Deputy Prime Minister Dmitry Rogozin said Friday that a group charged in the U.S. with smuggling advanced technologies to Russia did not deliver any goods to the country's military-industrial complex, contradicting evidence presented by U.S. authorities.

"We immediately wondered who these people are, what these companies are," Rogozin, who is in charge of the military-industrial complex in the government, told Itar-Tass. "None of them delivered anything to us, at least."

A court in New York announced charges Wednesday against 11 people accused of scheming to illegally export U.S.-made microchips and other technologies to the Russian defense industry and the Federal Security Service. Eight of the accused were arrested this week.

Four of the eight suspects arrested have Russian citizenship: Alexander Fishenko, Alexander Posobilov, Viktoria Klebanova and Anastasia Dyatlova, RIA-Novosti reported.

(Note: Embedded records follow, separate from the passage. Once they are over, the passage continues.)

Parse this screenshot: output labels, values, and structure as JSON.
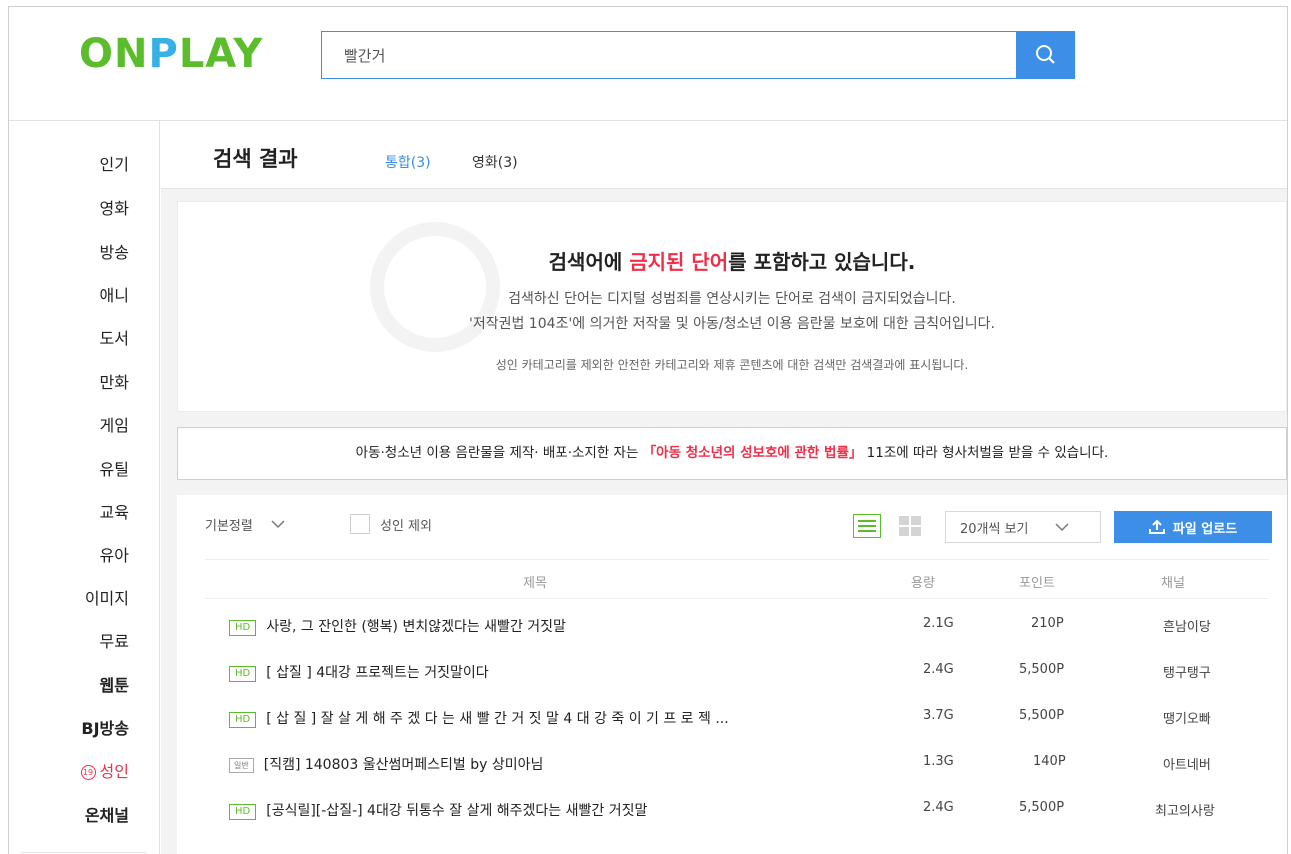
{
  "header": {
    "logo": "ONPLAY",
    "search": {
      "value": "빨간거",
      "placeholder": ""
    }
  },
  "sidebar": {
    "items": [
      {
        "label": "인기"
      },
      {
        "label": "영화"
      },
      {
        "label": "방송"
      },
      {
        "label": "애니"
      },
      {
        "label": "도서"
      },
      {
        "label": "만화"
      },
      {
        "label": "게임"
      },
      {
        "label": "유틸"
      },
      {
        "label": "교육"
      },
      {
        "label": "유아"
      },
      {
        "label": "이미지"
      },
      {
        "label": "무료"
      },
      {
        "label": "웹툰"
      },
      {
        "label": "BJ방송"
      },
      {
        "label": "성인",
        "badge": "19"
      },
      {
        "label": "온채널"
      }
    ]
  },
  "results": {
    "title": "검색 결과",
    "tabs": [
      {
        "label": "통합(3)",
        "active": true
      },
      {
        "label": "영화(3)",
        "active": false
      }
    ]
  },
  "warning": {
    "heading_pre": "검색어에 ",
    "heading_highlight": "금지된 단어",
    "heading_post": "를 포함하고 있습니다.",
    "line1": "검색하신 단어는 디지털 성범죄를 연상시키는 단어로 검색이 금지되었습니다.",
    "line2": "'저작권법 104조'에 의거한 저작물 및 아동/청소년 이용 음란물 보호에 대한 금칙어입니다.",
    "note": "성인 카테고리를 제외한 안전한 카테고리와 제휴 콘텐츠에 대한 검색만 검색결과에 표시됩니다."
  },
  "legal": {
    "pre": "아동·청소년 이용 음란물을 제작· 배포·소지한 자는",
    "law": "「아동 청소년의 성보호에 관한 법률」",
    "post": "11조에 따라 형사처벌을 받을 수 있습니다."
  },
  "toolbar": {
    "sort": "기본정렬",
    "adult_exclude": "성인 제외",
    "per_page": "20개씩 보기",
    "upload": "파일 업로드"
  },
  "table": {
    "columns": [
      "제목",
      "용량",
      "포인트",
      "채널"
    ],
    "rows": [
      {
        "badge": "HD",
        "title": "사랑, 그 잔인한 (행복) 변치않겠다는 새빨간 거짓말",
        "size": "2.1G",
        "points": "210P",
        "channel": "흔남이당"
      },
      {
        "badge": "HD",
        "title": "[ 삽질 ] 4대강 프로젝트는 거짓말이다",
        "size": "2.4G",
        "points": "5,500P",
        "channel": "탱구탱구"
      },
      {
        "badge": "HD",
        "title": "[ 삽 질 ] 잘 살 게 해 주 겠 다 는 새 빨 간 거 짓 말 4 대 강 죽 이 기 프 로 젝 ...",
        "size": "3.7G",
        "points": "5,500P",
        "channel": "땡기오빠"
      },
      {
        "badge": "일반",
        "title": "[직캠] 140803 울산썸머페스티벌 by 상미아님",
        "size": "1.3G",
        "points": "140P",
        "channel": "아트네버"
      },
      {
        "badge": "HD",
        "title": "[공식릴][-삽질-] 4대강 뒤통수 잘 살게 해주겠다는 새빨간 거짓말",
        "size": "2.4G",
        "points": "5,500P",
        "channel": "최고의사랑"
      }
    ]
  },
  "colors": {
    "brand_green": "#5bbd2b",
    "accent_blue": "#3d8ee6",
    "warning_red": "#ee2f4a"
  }
}
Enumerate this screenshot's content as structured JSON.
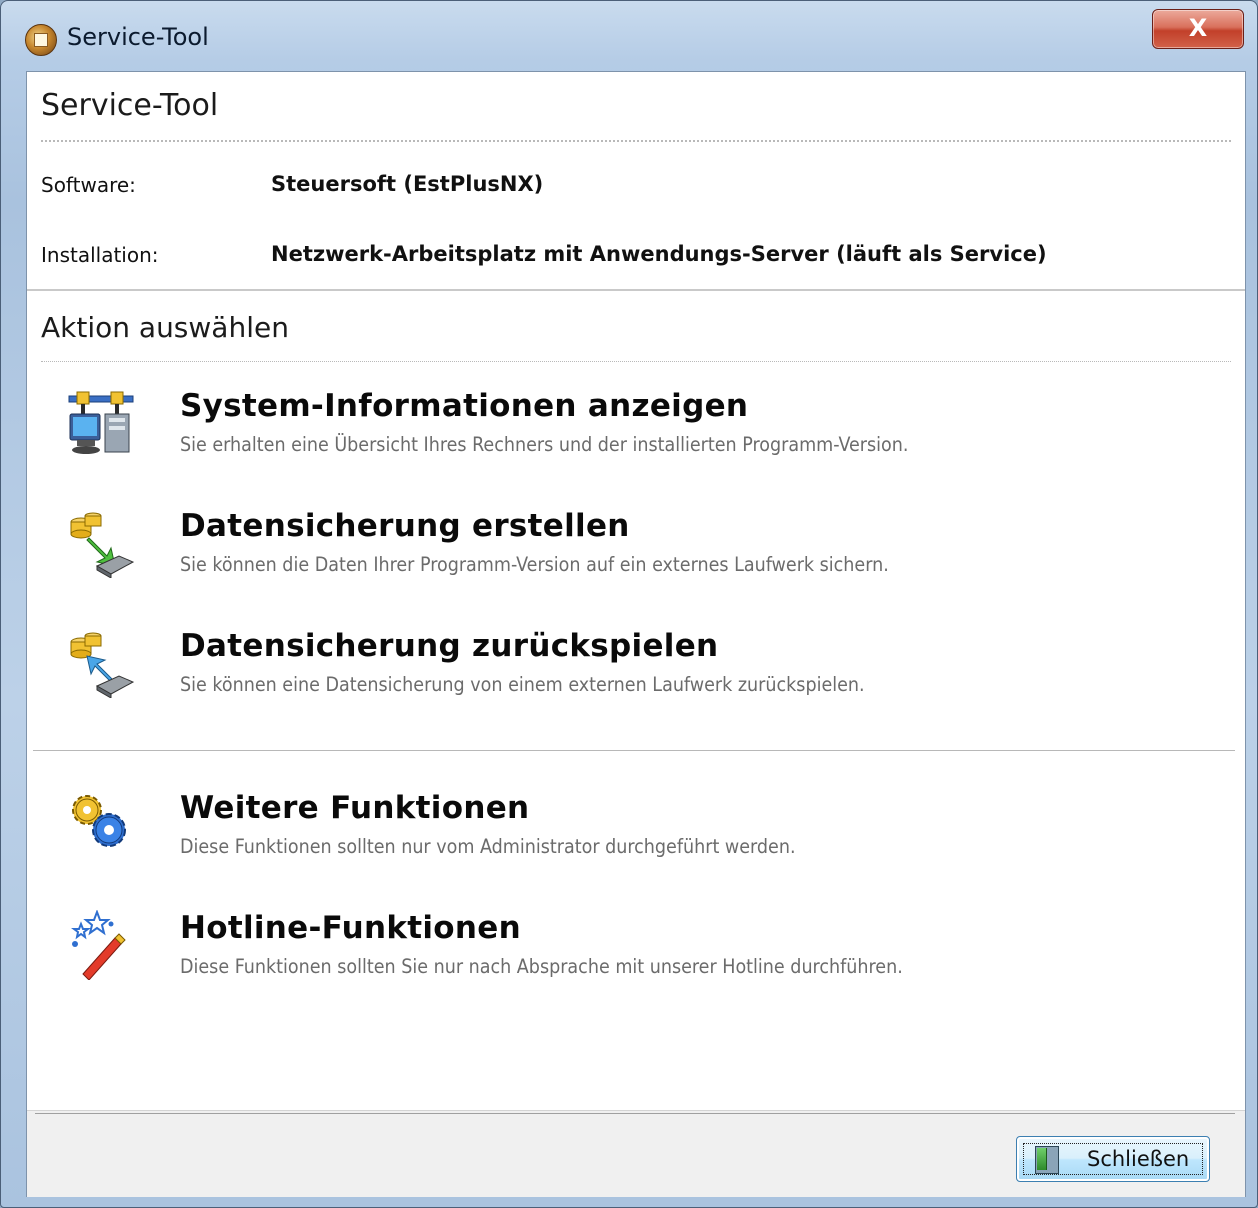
{
  "window": {
    "title": "Service-Tool",
    "close_glyph": "X"
  },
  "header": {
    "title": "Service-Tool",
    "software_label": "Software:",
    "software_value": "Steuersoft (EstPlusNX)",
    "installation_label": "Installation:",
    "installation_value": "Netzwerk-Arbeitsplatz mit Anwendungs-Server (läuft als Service)"
  },
  "actions_section": {
    "title": "Aktion auswählen",
    "items": [
      {
        "title": "System-Informationen anzeigen",
        "description": "Sie erhalten eine Übersicht Ihres Rechners und der installierten Programm-Version.",
        "icon": "system-info-icon"
      },
      {
        "title": "Datensicherung erstellen",
        "description": "Sie können die Daten Ihrer Programm-Version auf ein externes Laufwerk sichern.",
        "icon": "backup-create-icon"
      },
      {
        "title": "Datensicherung zurückspielen",
        "description": "Sie können eine Datensicherung von einem externen Laufwerk zurückspielen.",
        "icon": "backup-restore-icon"
      },
      {
        "title": "Weitere Funktionen",
        "description": "Diese Funktionen sollten nur vom Administrator durchgeführt werden.",
        "icon": "gears-icon"
      },
      {
        "title": "Hotline-Funktionen",
        "description": "Diese Funktionen sollten Sie nur nach Absprache mit unserer Hotline durchführen.",
        "icon": "magic-wand-icon"
      }
    ]
  },
  "footer": {
    "close_label": "Schließen",
    "close_icon": "door-exit-icon"
  },
  "colors": {
    "accent_button_border": "#3c7fb1",
    "title_close_red": "#c2402a",
    "description_gray": "#6b6b6b"
  }
}
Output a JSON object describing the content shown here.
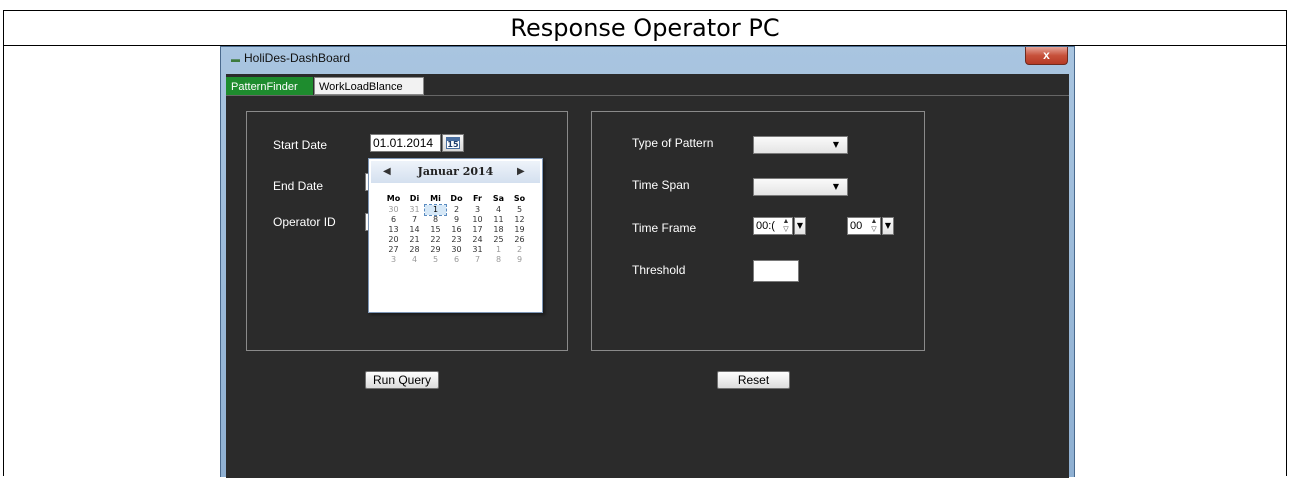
{
  "slide": {
    "title": "Response Operator PC"
  },
  "window": {
    "title": "HoliDes-DashBoard",
    "close_label": "x"
  },
  "tabs": [
    {
      "label": "PatternFinder",
      "active": true
    },
    {
      "label": "WorkLoadBlance",
      "active": false
    }
  ],
  "left_panel": {
    "start_date_label": "Start Date",
    "start_date_value": "01.01.2014",
    "calendar_button_day": "15",
    "end_date_label": "End Date",
    "operator_id_label": "Operator ID"
  },
  "calendar": {
    "month": "Januar 2014",
    "prev": "◀",
    "next": "▶",
    "weekdays": [
      "Mo",
      "Di",
      "Mi",
      "Do",
      "Fr",
      "Sa",
      "So"
    ],
    "weeks": [
      [
        "30",
        "31",
        "1",
        "2",
        "3",
        "4",
        "5"
      ],
      [
        "6",
        "7",
        "8",
        "9",
        "10",
        "11",
        "12"
      ],
      [
        "13",
        "14",
        "15",
        "16",
        "17",
        "18",
        "19"
      ],
      [
        "20",
        "21",
        "22",
        "23",
        "24",
        "25",
        "26"
      ],
      [
        "27",
        "28",
        "29",
        "30",
        "31",
        "1",
        "2"
      ],
      [
        "3",
        "4",
        "5",
        "6",
        "7",
        "8",
        "9"
      ]
    ],
    "selected": "1"
  },
  "right_panel": {
    "type_of_pattern_label": "Type of Pattern",
    "time_span_label": "Time Span",
    "time_frame_label": "Time Frame",
    "time_frame_from": "00:(",
    "time_frame_to": "00",
    "threshold_label": "Threshold"
  },
  "buttons": {
    "run_query": "Run Query",
    "reset": "Reset"
  },
  "colors": {
    "client_bg": "#2b2b2b",
    "tab_active": "#1e8c2e",
    "close": "#c7513b"
  }
}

Fishenko is accused of having run a Houston-based company called Arc Electronics Inc. that smuggled restricted high-tech components to Russia. The indictment against him says he had earned around $50 million in gross revenue since 2002.

A Houston court on Thursday briefed seven of the suspects on the charges against them, Interfax reported. They did not enter pleas. An eighth suspect who was arrested appeared in court on Wednesday.

It is expected that their cases will be moved to New York, where the indictment was filed.

The Foreign Ministry has called for the rights of the Russian citizens in the case to be protected and noted that they are not accused of spying.

A U.S. State Department official made the same point on Thursday, underscoring that the charges were related only to violations of export regulations.

"As far as I understand, this case has to do with issues of export control and businesspeople and has nothing to do with anything else," Rose Gottemoeller, under secretary of state for arms control and international security, told Interfax.

Rogozin said the arrests demonstrated the need for Russia to develop its own military production potential.

Around 60 to 70 percent of components used in the Russian defense industry are purchased abroad, a source in the industry told Interfax on Thursday.

"The latest scandal — thanks, Americans — is a flick on the nose for those who think that foreign countries will help us, that everything can be bought overseas," Rogozin said.